Ce soir-là, après la réunion bimensuelle du club, les volontaires pour une sortie d’observation se faisaient rares. La Lune approchait de son plein — douze jours révolus — et inondait le ciel sudde sa clarté. Pourtant, les conditions météo étaient excellentes : températures douces, ciel parfaitement dégagé et vent absent. Le matériel était déjà chargé dans le véhicule, ce qui représente en soi un effort considérable quand on transporte un Skywatcher 250/1200. C’est finalement Jean-Pierre qui a brisé l’hésitation collective en proposant de m’accompagner pour cette mini-session à deux.

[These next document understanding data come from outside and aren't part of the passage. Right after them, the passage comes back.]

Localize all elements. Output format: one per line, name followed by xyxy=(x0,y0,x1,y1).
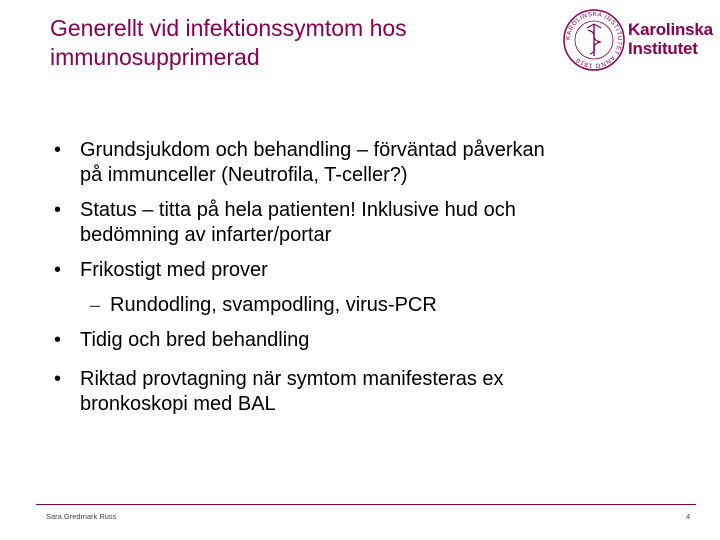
bullet-marker: • xyxy=(54,329,62,351)
bullet-marker: • xyxy=(54,259,62,281)
sub-bullet-text: Rundodling, svampodling, virus-PCR xyxy=(110,294,437,316)
sub-bullet-item xyxy=(54,293,674,318)
slide-title xyxy=(50,14,550,72)
bullet-item xyxy=(54,198,674,248)
karolinska-seal-icon xyxy=(562,8,626,72)
bullet-list xyxy=(54,138,674,417)
page-number: 4 xyxy=(686,512,691,521)
bullet-item xyxy=(54,258,674,283)
logo-wordmark xyxy=(628,20,713,58)
bullet-text-line-1: Riktad provtagning när symtom manifesteras ex xyxy=(80,368,504,390)
sub-bullet-marker: – xyxy=(90,295,101,315)
bullet-text-line-2: bedömning av infarter/portar xyxy=(80,224,332,246)
bullet-text-line-2: på immunceller (Neutrofila, T-celler?) xyxy=(80,164,408,186)
bullet-item xyxy=(54,138,674,188)
svg-text:KAROLINSKA INSTITUTET ANNO 181: KAROLINSKA INSTITUTET ANNO 1810 xyxy=(564,10,624,70)
logo-name-line-1: Karolinska xyxy=(628,20,713,39)
logo-name-line-2: Institutet xyxy=(628,39,698,58)
bullet-item xyxy=(54,328,674,353)
bullet-text-line-1: Tidig och bred behandling xyxy=(80,329,310,351)
karolinska-institutet-logo xyxy=(562,8,712,74)
bullet-marker: • xyxy=(54,199,62,221)
bullet-marker: • xyxy=(54,139,62,161)
bullet-text-line-1: Status – titta på hela patienten! Inklusive hud och xyxy=(80,199,516,221)
footer-divider xyxy=(36,504,696,505)
bullet-text-line-2: bronkoskopi med BAL xyxy=(80,393,276,415)
bullet-item xyxy=(54,367,674,417)
slide-title-line-2: immunosupprimerad xyxy=(50,44,260,70)
slide-title-line-1: Generellt vid infektionssymtom hos xyxy=(50,15,407,41)
footer-author: Sara Gredmark Russ xyxy=(46,512,117,521)
bullet-marker: • xyxy=(54,368,62,390)
bullet-text-line-1: Frikostigt med prover xyxy=(80,259,268,281)
bullet-text-line-1: Grundsjukdom och behandling – förväntad påverkan xyxy=(80,139,545,161)
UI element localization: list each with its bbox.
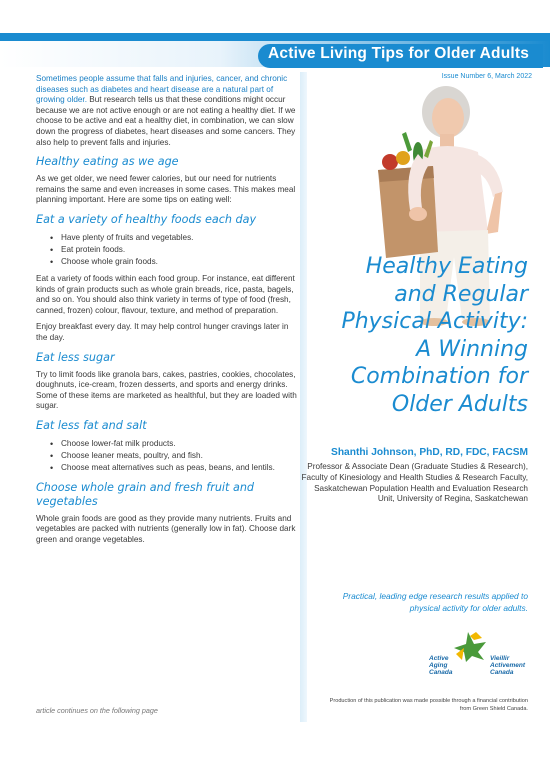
heading-healthy-eating: Healthy eating as we age bbox=[36, 155, 179, 169]
title-line: A Winning bbox=[416, 336, 528, 362]
author-name: Shanthi Johnson, PhD, RD, FDC, FACSM bbox=[331, 447, 528, 458]
logo-text-fr-2: Activement bbox=[490, 662, 526, 669]
author-affiliation: Professor & Associate Dean (Graduate Studies & Research), Faculty of Kinesiology and Health Studies & Research Faculty, Saskatchewan Population Health and Evaluation Research Unit, University of Regina, Saskatchewan bbox=[301, 462, 528, 504]
fat-salt-list bbox=[36, 438, 300, 474]
header-band bbox=[0, 33, 550, 41]
variety-list bbox=[36, 232, 300, 268]
intro-highlight: Sometimes people assume that falls and injuries, cancer, and chronic diseases such as diabetes and heart disease are a natural part of growing older. bbox=[36, 74, 288, 105]
issue-number: Issue Number 6, March 2022 bbox=[441, 73, 532, 80]
sugar-text: Try to limit foods like granola bars, cakes, pastries, cookies, chocolates, doughnuts, ice-cream, frozen desserts, and sports and energy drinks. Some of these items are marketed as healthful, but they are loaded with sugar. bbox=[36, 369, 297, 411]
heading-variety: Eat a variety of healthy foods each day bbox=[36, 212, 257, 226]
list-item: • Choose whole grain foods. bbox=[36, 256, 300, 268]
intro-paragraph bbox=[36, 74, 300, 148]
title-line: Older Adults bbox=[391, 391, 528, 417]
column-divider bbox=[300, 72, 307, 722]
heading-fat-salt: Eat less fat and salt bbox=[36, 418, 147, 432]
intro-continuation: But research tells us that these conditions might occur because we are not active enough or are not eating a healthy diet. If we choose to be active and eat a healthy diet, in combination, we can slow down the progress of diabetes, heart diseases and some cancers. They also help to prevent falls and injuries. bbox=[36, 95, 296, 147]
newsletter-title: Active Living Tips for Older Adults bbox=[268, 45, 530, 62]
continues-note: article continues on the following page bbox=[36, 706, 158, 715]
title-line: Healthy Eating bbox=[365, 254, 528, 279]
active-aging-canada-logo bbox=[426, 630, 536, 680]
heading-sugar: Eat less sugar bbox=[36, 350, 115, 364]
healthy-eating-text: As we get older, we need fewer calories, but our need for nutrients remains the same and even increases in some cases. This makes meal planning important. Here are some tips on eating well: bbox=[36, 174, 296, 205]
logo-text-en-3: Canada bbox=[429, 669, 453, 676]
tagline: Practical, leading edge research results applied to physical activity for older adults. bbox=[342, 591, 528, 613]
list-item: • Choose leaner meats, poultry, and fish. bbox=[36, 450, 300, 462]
list-item: • Choose meat alternatives such as peas, beans, and lentils. bbox=[36, 462, 300, 474]
list-item: • Choose lower-fat milk products. bbox=[36, 438, 300, 450]
feature-title bbox=[341, 253, 528, 419]
breakfast-text: Enjoy breakfast every day. It may help control hunger cravings later in the day. bbox=[36, 322, 289, 342]
logo-text-en-1: Active bbox=[429, 655, 449, 662]
logo-text-en-2: Aging bbox=[429, 662, 448, 669]
whole-grain-text: Whole grain foods are good as they provide many nutrients. Fruits and vegetables are packed with nutrients (generally low in fat). Choose dark green and orange vegetables. bbox=[36, 513, 296, 545]
title-line: Combination for bbox=[350, 364, 528, 390]
list-item: • Eat protein foods. bbox=[36, 244, 300, 256]
heading-whole-grain: Choose whole grain and fresh fruit and vegetables bbox=[36, 480, 255, 508]
title-line: and Regular bbox=[394, 281, 528, 307]
article-body bbox=[36, 74, 300, 552]
list-item: • Have plenty of fruits and vegetables. bbox=[36, 232, 300, 244]
logo-text-fr-1: Vieillir bbox=[490, 655, 510, 662]
title-line: Physical Activity: bbox=[341, 309, 528, 335]
variety-text: Eat a variety of foods within each food group. For instance, eat different kinds of grain products such as whole grain breads, rice, pasta, bagels, and so on. You should also think variety in terms of type of food (fresh, canned, frozen) colour, flavour, texture, and method of preparation. bbox=[36, 273, 295, 315]
logo-text-fr-3: Canada bbox=[490, 669, 514, 676]
funding-note: Production of this publication was made possible through a financial contribution from Green Shield Canada. bbox=[329, 698, 528, 713]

Installation au lieu-dit Belval, près de Lassigny
Nous avons rejoint le site vers 23 heures. Le lieu-dit «Belval», situé à la sortie de Lassigny, est un spot déjà éprouvé pour ce genre de soirée. Le thermomètre affichait environ 7°C, quelques cirrus voilaient discrètement le nord, mais le reste du ciel était limpide.
À deux, le montage de la monture en mode azimutal s’effectue bien plus rapidement qu’en solitaire. La clarté lunaire, paradoxalement, a facilité l’installation en éclairant naturellement le terrain. L’alignement initial a réservé une petite surprise : avant de proposer deux étoiles de référence comme à l’accoutumée, la monture a choisi Jupiter comme premier point d’alignement — une première. Il était possible, apparemment, d’initialiser l’alignement sur une planète. Après confirmation sur Jupiter, les deux étoiles habituelles ont suivi normalement.

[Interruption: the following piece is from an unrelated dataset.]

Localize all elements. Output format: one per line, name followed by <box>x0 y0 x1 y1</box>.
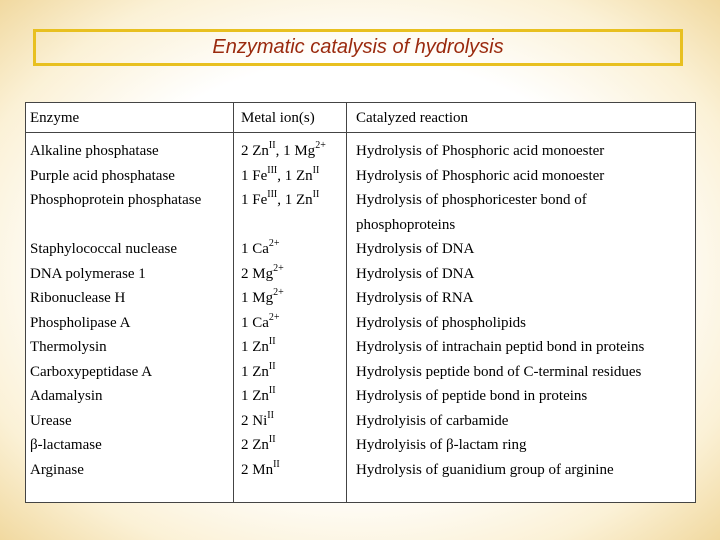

Test du filtre Moon & Skyglow : un résultat mitigé
Une liste d’objets à observer en mars avait été préparée en amont, mais la quasi-totalité de ces cibles se concentrait au sud, précisément là où la Lune dominait. C’était l’occasion idéale pour tester un filtre Moon & Skyglow récemment acquis.

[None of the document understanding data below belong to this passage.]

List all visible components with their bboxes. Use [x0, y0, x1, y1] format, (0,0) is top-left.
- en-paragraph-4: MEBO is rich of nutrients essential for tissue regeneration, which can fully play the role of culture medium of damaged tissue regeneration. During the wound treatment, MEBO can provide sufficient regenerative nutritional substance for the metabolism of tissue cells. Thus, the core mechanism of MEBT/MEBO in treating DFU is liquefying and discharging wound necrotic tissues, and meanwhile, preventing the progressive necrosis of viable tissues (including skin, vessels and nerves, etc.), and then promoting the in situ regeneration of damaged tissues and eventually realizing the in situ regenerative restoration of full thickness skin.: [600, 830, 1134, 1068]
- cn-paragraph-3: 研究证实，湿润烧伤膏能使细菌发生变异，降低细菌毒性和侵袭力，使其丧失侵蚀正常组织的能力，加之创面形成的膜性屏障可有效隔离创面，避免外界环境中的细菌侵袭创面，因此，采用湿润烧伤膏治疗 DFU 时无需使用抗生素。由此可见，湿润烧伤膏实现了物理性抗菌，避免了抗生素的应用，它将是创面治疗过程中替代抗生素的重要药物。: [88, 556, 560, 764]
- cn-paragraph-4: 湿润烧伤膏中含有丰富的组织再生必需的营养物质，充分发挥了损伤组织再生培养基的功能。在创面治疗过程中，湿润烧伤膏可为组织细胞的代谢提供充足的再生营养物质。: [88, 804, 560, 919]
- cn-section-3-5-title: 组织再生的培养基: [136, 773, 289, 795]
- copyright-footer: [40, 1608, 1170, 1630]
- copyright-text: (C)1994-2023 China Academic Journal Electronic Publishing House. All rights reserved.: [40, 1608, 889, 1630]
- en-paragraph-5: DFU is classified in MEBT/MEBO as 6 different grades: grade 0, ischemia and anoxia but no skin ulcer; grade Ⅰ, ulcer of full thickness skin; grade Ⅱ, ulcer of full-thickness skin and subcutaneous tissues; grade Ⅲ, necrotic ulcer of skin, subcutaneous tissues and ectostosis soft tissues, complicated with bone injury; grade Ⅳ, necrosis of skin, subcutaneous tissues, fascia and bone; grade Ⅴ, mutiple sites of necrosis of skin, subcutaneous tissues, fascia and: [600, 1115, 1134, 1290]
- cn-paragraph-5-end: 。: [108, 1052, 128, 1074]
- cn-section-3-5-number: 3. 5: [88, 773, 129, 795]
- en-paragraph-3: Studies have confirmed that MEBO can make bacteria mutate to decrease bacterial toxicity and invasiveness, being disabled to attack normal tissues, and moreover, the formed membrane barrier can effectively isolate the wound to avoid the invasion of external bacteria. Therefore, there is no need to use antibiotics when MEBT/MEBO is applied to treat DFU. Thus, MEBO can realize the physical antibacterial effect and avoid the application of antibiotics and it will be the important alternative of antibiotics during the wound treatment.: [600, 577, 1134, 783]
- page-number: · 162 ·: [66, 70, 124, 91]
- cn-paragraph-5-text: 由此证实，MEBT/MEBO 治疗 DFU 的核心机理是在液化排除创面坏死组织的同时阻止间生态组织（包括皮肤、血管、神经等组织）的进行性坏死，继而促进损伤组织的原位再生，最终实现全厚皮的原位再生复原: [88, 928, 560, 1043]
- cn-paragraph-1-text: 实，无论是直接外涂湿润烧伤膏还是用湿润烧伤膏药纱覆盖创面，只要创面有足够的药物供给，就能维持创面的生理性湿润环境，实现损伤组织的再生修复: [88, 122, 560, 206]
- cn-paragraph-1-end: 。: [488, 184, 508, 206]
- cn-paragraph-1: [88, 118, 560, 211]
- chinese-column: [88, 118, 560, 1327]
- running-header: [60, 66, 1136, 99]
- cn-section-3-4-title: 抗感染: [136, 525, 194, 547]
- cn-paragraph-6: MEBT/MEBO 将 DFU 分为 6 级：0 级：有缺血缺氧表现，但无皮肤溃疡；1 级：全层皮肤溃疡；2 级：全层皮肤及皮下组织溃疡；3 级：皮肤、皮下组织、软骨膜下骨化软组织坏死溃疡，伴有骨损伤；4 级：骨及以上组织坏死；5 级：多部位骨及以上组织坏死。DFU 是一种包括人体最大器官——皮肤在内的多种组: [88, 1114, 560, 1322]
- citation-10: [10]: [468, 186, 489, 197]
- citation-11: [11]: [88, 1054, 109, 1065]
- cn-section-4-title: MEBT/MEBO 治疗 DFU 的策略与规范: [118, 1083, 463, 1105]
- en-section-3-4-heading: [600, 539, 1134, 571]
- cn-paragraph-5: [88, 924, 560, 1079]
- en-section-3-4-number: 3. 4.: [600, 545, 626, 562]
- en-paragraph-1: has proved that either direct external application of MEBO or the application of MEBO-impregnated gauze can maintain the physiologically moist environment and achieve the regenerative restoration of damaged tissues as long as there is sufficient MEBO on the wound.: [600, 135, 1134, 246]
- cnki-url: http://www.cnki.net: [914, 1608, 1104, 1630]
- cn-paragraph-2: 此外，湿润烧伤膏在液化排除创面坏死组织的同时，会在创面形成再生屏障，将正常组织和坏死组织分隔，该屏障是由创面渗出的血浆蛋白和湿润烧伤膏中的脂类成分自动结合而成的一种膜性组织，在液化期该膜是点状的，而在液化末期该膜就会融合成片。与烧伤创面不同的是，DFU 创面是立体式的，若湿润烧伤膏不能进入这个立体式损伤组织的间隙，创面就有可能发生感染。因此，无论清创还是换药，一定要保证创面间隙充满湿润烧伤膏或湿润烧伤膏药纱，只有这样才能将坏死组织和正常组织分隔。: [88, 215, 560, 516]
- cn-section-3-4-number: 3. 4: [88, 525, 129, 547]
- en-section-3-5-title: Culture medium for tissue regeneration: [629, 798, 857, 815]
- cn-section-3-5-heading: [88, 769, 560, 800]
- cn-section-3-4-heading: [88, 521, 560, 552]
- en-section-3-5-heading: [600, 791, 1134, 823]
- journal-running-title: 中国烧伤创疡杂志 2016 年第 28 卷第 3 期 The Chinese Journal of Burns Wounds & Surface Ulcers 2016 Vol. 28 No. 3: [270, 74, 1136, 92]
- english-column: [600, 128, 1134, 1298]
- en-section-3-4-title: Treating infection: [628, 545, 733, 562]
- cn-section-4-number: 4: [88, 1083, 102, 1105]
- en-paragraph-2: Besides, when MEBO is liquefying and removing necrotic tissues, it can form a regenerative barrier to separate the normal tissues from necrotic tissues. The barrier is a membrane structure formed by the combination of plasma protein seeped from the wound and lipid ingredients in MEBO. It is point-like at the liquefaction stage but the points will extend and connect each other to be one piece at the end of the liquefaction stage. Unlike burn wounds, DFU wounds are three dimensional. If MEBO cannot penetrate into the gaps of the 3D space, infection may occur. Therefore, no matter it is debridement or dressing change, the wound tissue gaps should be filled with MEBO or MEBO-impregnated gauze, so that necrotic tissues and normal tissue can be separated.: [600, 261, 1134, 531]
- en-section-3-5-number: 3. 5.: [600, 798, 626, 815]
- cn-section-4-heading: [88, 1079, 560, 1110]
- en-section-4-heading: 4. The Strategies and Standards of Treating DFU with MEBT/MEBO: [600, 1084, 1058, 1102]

Première tentative sur NGC 2775, puis sur NGC 3115 : les deux galaxies sont restées introuvables dans l’oculaire. Le fond du ciel, même filtré, restait trop lumineux pour révéler ces objets de faible brillance de surface. Le filtre assombrit légèrement le fond, mais pas suffisamment pour compenser la pollution lumineuse naturelle d’une Lune à J+12.
Cap ensuite vers l’ouest, en direction d’Orion. La nébuleuse était déjà basse sur l’horizon, mais elle s’est tout de même montrée dans l’oculaire de 28 mm (LET). Une présence rassurante dans un ciel par ailleurs peu coopératif. Les Pléiades, quant à elles, étaient à peine discernables à l’œil nu mais se sont joliment dévoilées dans le télescope de 250 mm.
Direction le nord pour pointer M81. La galaxie d’Ursa Major a bien voulu apparaître, mais dans des conditions limites — davantage un exercice de détection qu’une véritable observation. Bilan du filtre après plusieurs essais : une légère amélioration du contraste du fond de ciel, rien de transformateur. Un achat qui déçoit un peu dans ces conditions de forte pollution lumineuse naturelle.
La Lune en direct : une expérience à ne pas répéter sans précaution
Puisque la Lune monopolisait la scène, autant l’observer directement. Mauvaise idée sans filtre lunaire adapté : malgré le filtre Moon & Skyglow en place, l’intensité lumineuse s’est révélée aveuglante. Jean-Pierre et moi avons mis plusieurs minutes à retrouver une vision normale après cette tentative. Un filtre densité neutre ou un filtre polarisant est indispensable pour l’observation lunaire en pleine phase.
Jupiter en vedette : exploration oculaire complète
Avec le ciel profond hors de portée, Jupiter est devenue la star de la soirée. La panoplie complète d’oculaires a été passée en revue, du plus ouvert au plus puissant.
- Oculaire de 10 mm (×120) : deux bandes nuageuses clairement visibles, trois satellites identifiés — Io, Callisto et Ganymède.
- Oculaire de 6,3 mm (×190) : image nette grâce à l’absence totale de vent, détails atmosphériques plus fins, structure des bandes plus contrastée.
L’absence de turbulence atmosphérique a offert une stabilité d’image remarquable, permettant de pousser le grossissement sans dégradation notable. Jupiter reste, dans ce type de contexte lunaire, la cible de repli idéale : brillante, riche en détails et insensible à la pollution lumineuse ambiante.
Bilan de la soirée
Une session atypique, contrainte par une Lune omniprésente mais sauvée par Jupiter. Le filtre Moon & Skyglow a montré ses limites face à un astre aussi lumineux, et son intérêt semble plus pertinent dans des situations de pollution lumineuse artificielle modérée. La leçon principale reste celle que tout astronome amateur connaît : même une nuit imparfaite vaut mieux qu’une nuit passée à regarder les étoiles depuis son canapé.